Europa vs USA. È l’ultimo appuntamento nell’agenda estiva dell’atletica mondiale prima della splendida introduzione dell’autunno, sotto il cielo di Doha, nel primo campionato del mondo più ottobrino che settembrino. The Match, mai brand fu più adeguato, scava tra i ricordi di un’atletica che rappresentò, negli anni ’60 e ’70, il punto d’incontro tra due universi, URSS e USA, a confrontarsi sotto i Cinque Cerchi ogni quattro anni, o in quegli storici eventi. Nella cronologia, sfide sentitissime a livello sportivo e extra, in cui restano memorabili le imprese di campioni che scrissero la storia dell’atletica e non poche pagine esaltanti. Vittorie dell’URSS (tante), ribaltoni in favore USA (meno), record mondiali stabiliti da atleti del calibro di Valeri Brumel e, restando nel salto in alto, da Volodymyr Yashchenko. Si torna a Minsk (Bielorussia, 9-10 settembre), stavolta allo stadio Dinamo, dopo la sfida del 1973, a un’infinità di tempo dall’ultimo showdown tra i pilastri della terra. O per meglio dire, della pista e della pedana.

Chiamato a vestire la maglia dell’Europa, Filippo Tortu (niente sfida con Jacobs a riposo precauzionale) troverà sui blocchi dei 100 metri l’onnipresente Michael Rodgers, il più continuo dei quattro sprinter USA presenti, e la coppia britannica formata da Adam Gemili (già campione del mondo U20 sui 100 e pluridecorato su 200 e 4×100) e Ojie Edoburun.

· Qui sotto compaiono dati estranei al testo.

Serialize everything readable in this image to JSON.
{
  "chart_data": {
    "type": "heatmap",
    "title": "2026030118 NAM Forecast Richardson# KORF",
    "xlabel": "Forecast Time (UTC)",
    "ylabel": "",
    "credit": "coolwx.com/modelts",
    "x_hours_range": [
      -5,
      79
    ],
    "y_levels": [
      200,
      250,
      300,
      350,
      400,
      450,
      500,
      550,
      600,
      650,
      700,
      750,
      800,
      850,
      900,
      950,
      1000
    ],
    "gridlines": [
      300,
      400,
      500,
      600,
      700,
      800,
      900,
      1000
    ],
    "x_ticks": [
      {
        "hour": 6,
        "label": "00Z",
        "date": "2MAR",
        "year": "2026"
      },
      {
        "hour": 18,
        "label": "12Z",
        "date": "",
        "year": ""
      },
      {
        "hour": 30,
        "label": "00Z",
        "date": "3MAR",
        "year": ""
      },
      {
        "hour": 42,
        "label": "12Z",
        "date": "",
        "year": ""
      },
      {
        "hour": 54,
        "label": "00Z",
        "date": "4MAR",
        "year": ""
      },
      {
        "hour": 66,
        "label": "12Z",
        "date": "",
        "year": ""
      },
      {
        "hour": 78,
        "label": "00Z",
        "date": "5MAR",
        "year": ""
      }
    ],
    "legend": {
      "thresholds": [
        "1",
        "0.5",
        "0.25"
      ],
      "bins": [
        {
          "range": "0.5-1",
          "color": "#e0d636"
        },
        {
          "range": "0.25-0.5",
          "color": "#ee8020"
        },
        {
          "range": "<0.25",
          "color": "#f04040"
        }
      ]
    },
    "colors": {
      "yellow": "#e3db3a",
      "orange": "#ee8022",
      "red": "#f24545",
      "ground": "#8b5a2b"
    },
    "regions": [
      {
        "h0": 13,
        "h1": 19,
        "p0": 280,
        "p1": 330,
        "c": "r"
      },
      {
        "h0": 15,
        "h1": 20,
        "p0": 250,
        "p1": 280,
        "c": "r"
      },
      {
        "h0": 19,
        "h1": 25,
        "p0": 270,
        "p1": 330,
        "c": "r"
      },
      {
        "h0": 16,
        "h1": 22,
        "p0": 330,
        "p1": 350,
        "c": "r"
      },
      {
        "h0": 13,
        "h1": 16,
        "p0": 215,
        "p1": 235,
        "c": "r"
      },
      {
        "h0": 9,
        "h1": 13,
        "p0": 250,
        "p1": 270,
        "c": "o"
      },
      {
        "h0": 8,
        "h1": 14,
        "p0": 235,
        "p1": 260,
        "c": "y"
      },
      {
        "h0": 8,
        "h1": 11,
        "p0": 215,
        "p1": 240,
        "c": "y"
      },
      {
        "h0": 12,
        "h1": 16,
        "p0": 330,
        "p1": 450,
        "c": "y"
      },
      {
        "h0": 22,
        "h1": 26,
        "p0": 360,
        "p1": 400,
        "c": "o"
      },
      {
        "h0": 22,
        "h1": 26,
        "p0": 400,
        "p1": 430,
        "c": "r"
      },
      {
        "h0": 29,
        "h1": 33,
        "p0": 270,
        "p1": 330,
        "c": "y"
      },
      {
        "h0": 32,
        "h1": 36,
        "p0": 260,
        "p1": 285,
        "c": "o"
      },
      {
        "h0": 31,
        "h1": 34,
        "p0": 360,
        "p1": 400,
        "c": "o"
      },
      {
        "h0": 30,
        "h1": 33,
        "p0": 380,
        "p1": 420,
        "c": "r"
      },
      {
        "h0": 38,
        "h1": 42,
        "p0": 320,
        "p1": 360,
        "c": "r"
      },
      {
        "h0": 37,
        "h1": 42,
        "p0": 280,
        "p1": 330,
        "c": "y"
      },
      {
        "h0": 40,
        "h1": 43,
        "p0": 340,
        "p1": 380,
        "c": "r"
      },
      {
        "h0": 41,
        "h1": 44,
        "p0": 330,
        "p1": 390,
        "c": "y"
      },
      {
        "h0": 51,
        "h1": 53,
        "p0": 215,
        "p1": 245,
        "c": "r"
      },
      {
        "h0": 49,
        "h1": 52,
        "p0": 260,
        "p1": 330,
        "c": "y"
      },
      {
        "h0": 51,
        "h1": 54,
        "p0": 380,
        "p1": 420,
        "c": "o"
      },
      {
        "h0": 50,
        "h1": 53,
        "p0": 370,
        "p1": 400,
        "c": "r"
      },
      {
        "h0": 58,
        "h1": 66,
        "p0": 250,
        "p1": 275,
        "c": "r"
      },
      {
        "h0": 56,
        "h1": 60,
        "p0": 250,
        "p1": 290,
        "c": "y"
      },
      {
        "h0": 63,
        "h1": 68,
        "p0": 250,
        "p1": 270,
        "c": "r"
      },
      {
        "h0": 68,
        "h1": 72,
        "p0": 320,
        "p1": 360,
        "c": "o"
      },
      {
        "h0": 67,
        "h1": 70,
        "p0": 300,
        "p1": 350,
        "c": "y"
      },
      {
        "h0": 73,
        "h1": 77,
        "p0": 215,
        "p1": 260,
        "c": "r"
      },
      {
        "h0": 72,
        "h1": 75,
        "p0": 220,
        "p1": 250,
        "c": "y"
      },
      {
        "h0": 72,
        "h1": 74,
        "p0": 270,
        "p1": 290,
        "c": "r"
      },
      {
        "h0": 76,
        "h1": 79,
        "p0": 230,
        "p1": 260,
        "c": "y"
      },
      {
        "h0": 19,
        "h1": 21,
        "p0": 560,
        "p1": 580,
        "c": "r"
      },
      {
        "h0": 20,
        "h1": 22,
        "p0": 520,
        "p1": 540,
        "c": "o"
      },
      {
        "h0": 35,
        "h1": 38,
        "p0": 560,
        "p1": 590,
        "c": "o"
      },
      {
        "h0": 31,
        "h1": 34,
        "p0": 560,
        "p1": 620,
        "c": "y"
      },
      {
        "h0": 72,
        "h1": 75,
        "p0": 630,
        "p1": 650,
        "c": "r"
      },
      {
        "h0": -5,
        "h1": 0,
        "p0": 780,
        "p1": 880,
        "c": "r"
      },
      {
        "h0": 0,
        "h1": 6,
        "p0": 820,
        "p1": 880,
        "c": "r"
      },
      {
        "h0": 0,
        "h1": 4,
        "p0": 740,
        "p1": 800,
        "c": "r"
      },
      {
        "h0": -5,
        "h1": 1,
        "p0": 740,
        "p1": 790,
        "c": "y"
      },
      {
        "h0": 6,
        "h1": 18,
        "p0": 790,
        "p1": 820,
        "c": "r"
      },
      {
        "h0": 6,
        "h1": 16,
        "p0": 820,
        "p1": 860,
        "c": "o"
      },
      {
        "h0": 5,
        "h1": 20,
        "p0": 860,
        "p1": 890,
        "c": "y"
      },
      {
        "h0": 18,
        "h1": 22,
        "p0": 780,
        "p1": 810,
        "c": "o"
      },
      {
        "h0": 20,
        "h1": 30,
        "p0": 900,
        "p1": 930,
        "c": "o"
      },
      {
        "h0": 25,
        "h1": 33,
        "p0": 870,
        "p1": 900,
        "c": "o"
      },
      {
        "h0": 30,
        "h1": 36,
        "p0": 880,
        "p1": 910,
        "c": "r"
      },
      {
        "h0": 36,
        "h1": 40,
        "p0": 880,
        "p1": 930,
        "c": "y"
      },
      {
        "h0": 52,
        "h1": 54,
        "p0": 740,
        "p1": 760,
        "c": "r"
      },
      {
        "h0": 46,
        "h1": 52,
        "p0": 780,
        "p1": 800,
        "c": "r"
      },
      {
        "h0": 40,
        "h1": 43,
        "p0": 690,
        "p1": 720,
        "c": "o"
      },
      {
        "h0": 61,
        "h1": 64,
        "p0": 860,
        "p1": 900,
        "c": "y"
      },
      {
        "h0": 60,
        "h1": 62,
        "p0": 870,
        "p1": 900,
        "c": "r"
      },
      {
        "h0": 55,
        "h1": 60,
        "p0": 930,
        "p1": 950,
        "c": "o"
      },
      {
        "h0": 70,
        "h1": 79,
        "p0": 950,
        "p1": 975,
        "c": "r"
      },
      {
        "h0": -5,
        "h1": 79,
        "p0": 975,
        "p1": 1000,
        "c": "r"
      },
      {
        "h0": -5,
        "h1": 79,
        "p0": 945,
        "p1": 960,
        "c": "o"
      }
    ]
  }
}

Per il primatista italiano, sfida di prim’ordine soprattutto con Rodgers, che ha preceduto l’azzurro in tre confronti diretti nel 2019. Ancora Italia sui 200 con Fausto Desalu, che veste la maglia dell’Europa assieme a due campioni del mondo: Ramil Guliyev, che ha vinto l’oro iridato a Londra oltre a quello europeo a Berlino, e Richard Kilty, il gallese che nel mondiale indoor di Sopot fulminò le frecce USA. Di parte stelle e strisce, un poker di emergenti senza i big. L’arcobaleno della velocità trova in Davide Re un altro azzurro selezionato per lo storico Match: in compagnia dello sloveno Janezic, del britannico Yousif e del polacco Zalewski, il primatista italiano trova quartermiler USA abituati ai grandi palchi (Cherry, London, Strother) e la nouvelle vague (Richard).